Wednesday, September 24, 2014

Week 4 Thoughts

Some thoughts following Georgetown's  17-3 win over Brown Saturday:

1. Good Timing: One could not have asked for a better afternoon in September for four generations of alumni to return and celebrate fifty years of modern Georgetown football. The tailgate, the halftime presentation, the awards dinner, and yes, the game itself, were  shining examples of what Alumni Association Executive Director Bill Reynolds (C'79) would call "the best of Georgetown".

It was also a great opportunity for older alumni to meet head coach Rob Sgarlata,. Granted, he's been a part of the program for nearly half of the modern era, but getting visibility to an older cohort of alumni, the alumni that can exercise powers of persuasion and financial wherewithal was vital. Sgarlata is not Bob Benson, nor is he Kevin Kelly.  He's a different man, one whose sincerity and focus on the well being of the students under his care is heartfelt and deeply rooted. Coaching is in his roots, and he takes the responsibility very seriously.

Amidst all the discussions, talk about scholarships was largely muted. Saturday's game and dinner was more about the past than the future. There may come a time to rally the alumni, but in the end it's the university that has to figure out what it wants out of its alumni and its program. Like then unfinished field that debuted nine years ago this past weekend, it's not clear if Georgetown understands the road it needs to be on. As a former Providence Journal writer once wrote about Georgetown basketball in the 1960's,  the school wanted to have a good basketball team but had no sense in how to go about doing it.

Make no mistake, Georgetown wants a winning football team. How it goes about doing that seems a arduous and unnecessarily elongated task. If Sir Winston Churchill were around, he might say that "I cannot forecast to you the actions of Georgetown. It is a riddle, wrapped in a mystery, inside an enigma; but perhaps there is a key. That key is Georgetown's institutional  interest."

Coach Sgarlata enjoined the younger alumni in Saturday's dinner to be there when the program celebrates its 100th such anniversary in 2064. Of course, waiting for the future is no way to prepare for it.

2. The Perils Of Youth: Brian had clobbered Georgetown in each of its four previous meetings, and not be insignificant numbers. In the first halves of the prior four games, the bears owned a combined score of  81-17. So what changed?

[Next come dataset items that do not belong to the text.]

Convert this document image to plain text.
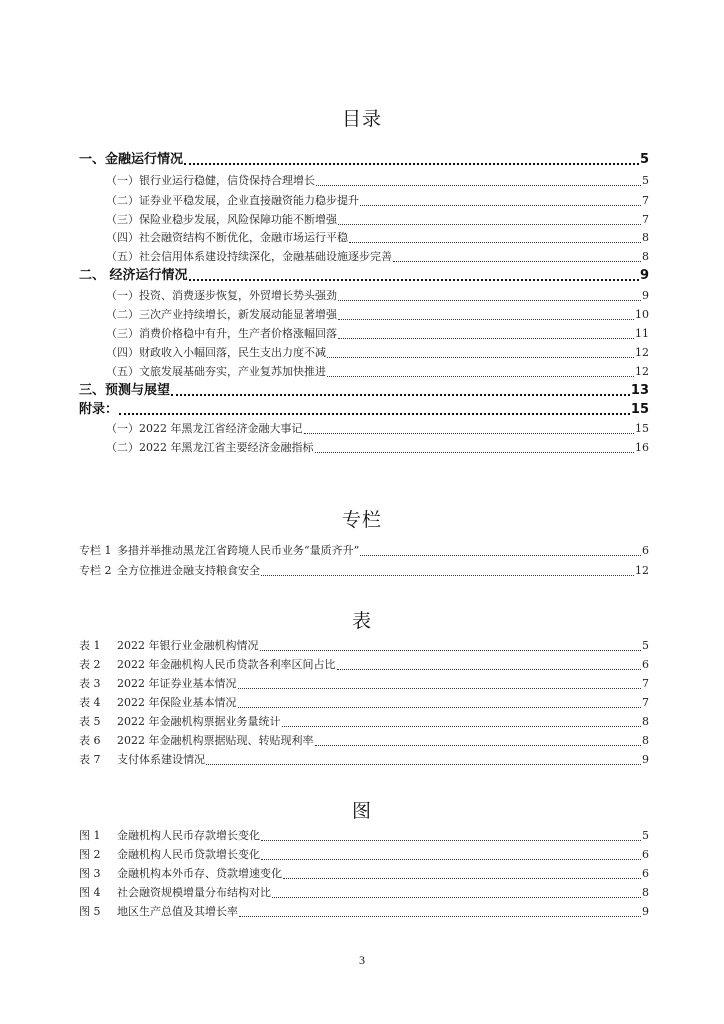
目录
一、金融运行情况	5
（一）银行业运行稳健，信贷保持合理增长	5
（二）证券业平稳发展，企业直接融资能力稳步提升	7
（三）保险业稳步发展，风险保障功能不断增强	7
（四）社会融资结构不断优化，金融市场运行平稳	8
（五）社会信用体系建设持续深化，金融基础设施逐步完善	8
二、 经济运行情况	9
（一）投资、消费逐步恢复，外贸增长势头强劲	9
（二）三次产业持续增长，新发展动能显著增强	10
（三）消费价格稳中有升，生产者价格涨幅回落	11
（四）财政收入小幅回落，民生支出力度不减	12
（五）文旅发展基础夯实，产业复苏加快推进	12
三、预测与展望	13
附录：	15
（一）2022 年黑龙江省经济金融大事记	15
（二）2022 年黑龙江省主要经济金融指标	16
专栏
专栏 1 多措并举推动黑龙江省跨境人民币业务“量质齐升”	6
专栏 2 全方位推进金融支持粮食安全	12
表
表 1 2022 年银行业金融机构情况	5
表 2 2022 年金融机构人民币贷款各利率区间占比	6
表 3 2022 年证券业基本情况	7
表 4 2022 年保险业基本情况	7
表 5 2022 年金融机构票据业务量统计	8
表 6 2022 年金融机构票据贴现、转贴现利率	8
表 7 支付体系建设情况	9
图
图 1 金融机构人民币存款增长变化	5
图 2 金融机构人民币贷款增长变化	6
图 3 金融机构本外币存、贷款增速变化	6
图 4 社会融资规模增量分布结构对比	8
图 5 地区生产总值及其增长率	9
3
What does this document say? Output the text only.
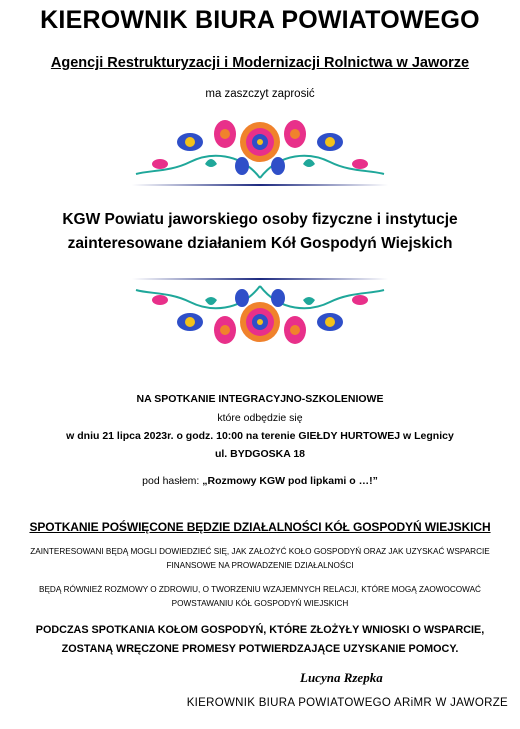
KIEROWNIK BIURA POWIATOWEGO
Agencji Restrukturyzacji i Modernizacji Rolnictwa w Jaworze
ma zaszczyt zaprosić
KGW Powiatu jaworskiego osoby fizyczne i instytucje
zainteresowane działaniem Kół Gospodyń Wiejskich
NA SPOTKANIE INTEGRACYJNO-SZKOLENIOWE
które odbędzie się
w dniu 21 lipca 2023r. o godz. 10:00 na terenie GIEŁDY HURTOWEJ w Legnicy
ul. BYDGOSKA 18
pod hasłem: „Rozmowy KGW pod lipkami o …!”
SPOTKANIE POŚWIĘCONE BĘDZIE DZIAŁALNOŚCI KÓŁ GOSPODYŃ WIEJSKICH
ZAINTERESOWANI BĘDĄ MOGLI DOWIEDZIEĆ SIĘ, JAK ZAŁOŻYĆ KOŁO GOSPODYŃ ORAZ JAK UZYSKAĆ WSPARCIE
FINANSOWE NA PROWADZENIE DZIAŁALNOŚCI
BĘDĄ RÓWNIEŻ ROZMOWY O ZDROWIU, O TWORZENIU WZAJEMNYCH RELACJI, KTÓRE MOGĄ ZAOWOCOWAĆ
POWSTAWANIU KÓŁ GOSPODYŃ WIEJSKICH
PODCZAS SPOTKANIA KOŁOM GOSPODYŃ, KTÓRE ZŁOŻYŁY WNIOSKI O WSPARCIE,
ZOSTANĄ WRĘCZONE PROMESY POTWIERDZAJĄCE UZYSKANIE POMOCY.
Lucyna Rzepka
KIEROWNIK BIURA POWIATOWEGO ARiMR W JAWORZE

Georgetown's first half numbers were not impressive, its third down conversions were poor and Kyle Nolan was hurried more than most in the backfield. But with 11 new starters in the offensive lineup, the debut was more than the Bears expected.

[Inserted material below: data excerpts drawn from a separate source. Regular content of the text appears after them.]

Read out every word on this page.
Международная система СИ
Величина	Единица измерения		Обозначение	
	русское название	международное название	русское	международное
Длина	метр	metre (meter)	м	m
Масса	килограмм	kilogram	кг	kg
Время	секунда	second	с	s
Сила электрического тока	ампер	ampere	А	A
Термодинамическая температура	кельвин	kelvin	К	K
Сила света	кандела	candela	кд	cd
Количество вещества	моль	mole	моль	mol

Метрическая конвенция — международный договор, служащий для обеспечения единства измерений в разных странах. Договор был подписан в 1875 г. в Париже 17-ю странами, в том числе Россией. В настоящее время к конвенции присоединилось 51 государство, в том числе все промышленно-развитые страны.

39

Two false start penalties in the first two series were a sign of a team that, for all its practices and pre-season scrimmaging, still needed time to adjust in a real game. In most seasons, a warm-up against Georgetown would be an easy task for a veteran team, but the Bears were anything but. Mistakes and missed opportunities (two red zone possessions in the first half, netting three points) combined with four turnovers to wear down the hopes of the Bears, and youth was not served when Georgetown caught fire defensively in the second half, giving its beleaguered offense an opportunity to step up. This was 17-3, not 37-3, and the Hoyas' offense won't win many games thereafter this season on 17 points.

We'll learn a lot more  about both teams this week when Georgetown travels to Colgate and Brown hosts Harvard as part of the school's 250th anniversary weekend. If Saturday's game is any indication, Brown has a long weekend ahead of it against a Harvard starting lineup as good as any in the East.

3. One To Watch: When Matt MacZura graduated in 2014, Georgetown lost one of its most consistent punters. His successor has been a strong entrant thus far. Through just three games, Harry McCollum is averaging 43.8 yards per punt, which would put him third all time at Georgetown for punt average...as a freshman. of his 25 punts to date, six have landed inside the opponent 20 and six have been for more than 50 yards.

4. Future Schedules: This is the last game on the calendar between the schools for the foreseeable future, with brown moving to a series with neighboring Bryant and Georgetown having signed deals with Columbia, Harvard, and Princeton for the first three weeks of the Ivy season through at last 2017.


Brown represents the kind of program Georgetown could emulate, however. The Bears don't have the financial punch of most Ivy teams and no one will confuse Brown Stadium with the Yale Bowl, but the school recruits well, is fundamentally sound on and off the  field, has continuity in the coaching staff and is competitive in the standings. That's not a bad combination at this level, and one to think about as Georgetown enters an uncertain time in its journey through college football.